A Polícia Civil do Amazonas, falou na manhã de hoje (17), sobre o cumprimento de mandado de prisão temporária, no prazo de 30 dias, por favorecimento da prostituição, em nome de um autônomo de 33 anos, investigado por obter benefícios pessoais ao prostituir a própria filha, uma adolescente de 17 anos, coagida a manter relações sexuais com o autônomo Rildimar Maranhão Mota, 44, preso pela equipe da unidade policial no dia 24 de setembro deste ano.

De acordo com informações do delegado Torquato Mozer, titular do 30º Distrito Integrado de Polícia (DIP), a equipe de investigação do 30º DIP deu início aos trabalhos no dia 18 de setembro deste ano, quando a adolescente e Rildimar tiveram uma briga em um motel situado na avenida Itaúba, bairro Jorge Teixeira.

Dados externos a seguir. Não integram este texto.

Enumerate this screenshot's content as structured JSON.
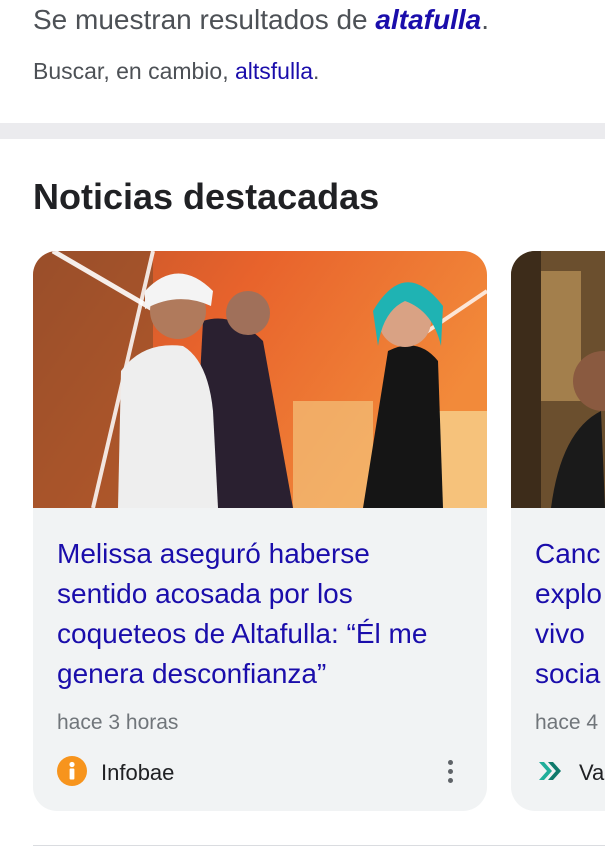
{
  "spelling": {
    "showing_prefix": "Se muestran resultados de ",
    "corrected_query": "altafulla",
    "showing_suffix": ".",
    "instead_prefix": "Buscar, en cambio, ",
    "original_query": "altsfulla",
    "instead_suffix": "."
  },
  "top_stories": {
    "title": "Noticias destacadas",
    "cards": [
      {
        "headline": "Melissa aseguró haberse sentido acosada por los coqueteos de Altafulla: “Él me genera desconfianza”",
        "time": "hace 3 horas",
        "source": "Infobae",
        "source_icon": "infobae-logo-icon"
      },
      {
        "headline": "Canc\nexplo\nvivo\nsocia",
        "time": "hace 4",
        "source": "Va",
        "source_icon": "vanguardia-logo-icon"
      }
    ]
  },
  "colors": {
    "link": "#1a0dab",
    "secondary_text": "#70757a",
    "card_background": "#f1f3f4",
    "infobae_orange": "#f7941d"
  }
}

“A partir daquele momento iniciamos as investigações e percebemos, desde o início, que havia algo estranho. Não era somente um caso de exploração sexual de uma menor de idade. Nada batia naquele momento. Então, com a prisão de Rildimar, tivemos a ciência de que o pai da adolescente tinha participação ativa no caso”, explicou Mozer.

Depoimento

Torquato disse, ainda, que Rildimar apresentava facilidades, emprestava dinheiro ao pai da adolescente, saía com os dois, oferecia favores ao autônomo. “Em depoimento, o pai nega essas saídas, nega que conhecia Rildimar. Inclusive, em uma dessas saídas, o pai da adolescente chegou a ir ao motel com Rildimar e a vítima. O fato de irem ao motel é gravíssimo, além de todos os outros favores, que o pai recebia em troca do favorecimento sexual. Não havia outra solução, a não ser representar à Justiça o pedido de prisão em nome do pai da adolescente”, argumentou.

Prisão

Segundo o delegado, além das diligências que estavam sendo realizados em torno do caso, os investigadores também contaram com a colaboração de Rildimar, que está preso. O pai da adolescente foi preso na tarde de segunda-feira (15), por volta das 15h, em via pública, na rua 207 do bairro Nova Cidade, zona norte da capital. O delegado ressaltou que, em consulta ao Sistema Integrado de Segurança Pública (Sisp), foi verificado que o autônomo já tinha passagem pela polícia por roubo.

Indiciamento

A ordem judicial em nome do autônomo foi expedida no dia 1º de outubro deste ano, pela juíza Articlina Oliveira Guimarães, da 2ª Vara Especializada em Crimes contra a Dignidade Sexual de Crianças e Adolescentes. O homem foi indiciado por favorecimento da prostituição. O autônomo irá permanecer nas dependências do prédio da unidade policial até o término dos procedimentos cabíveis.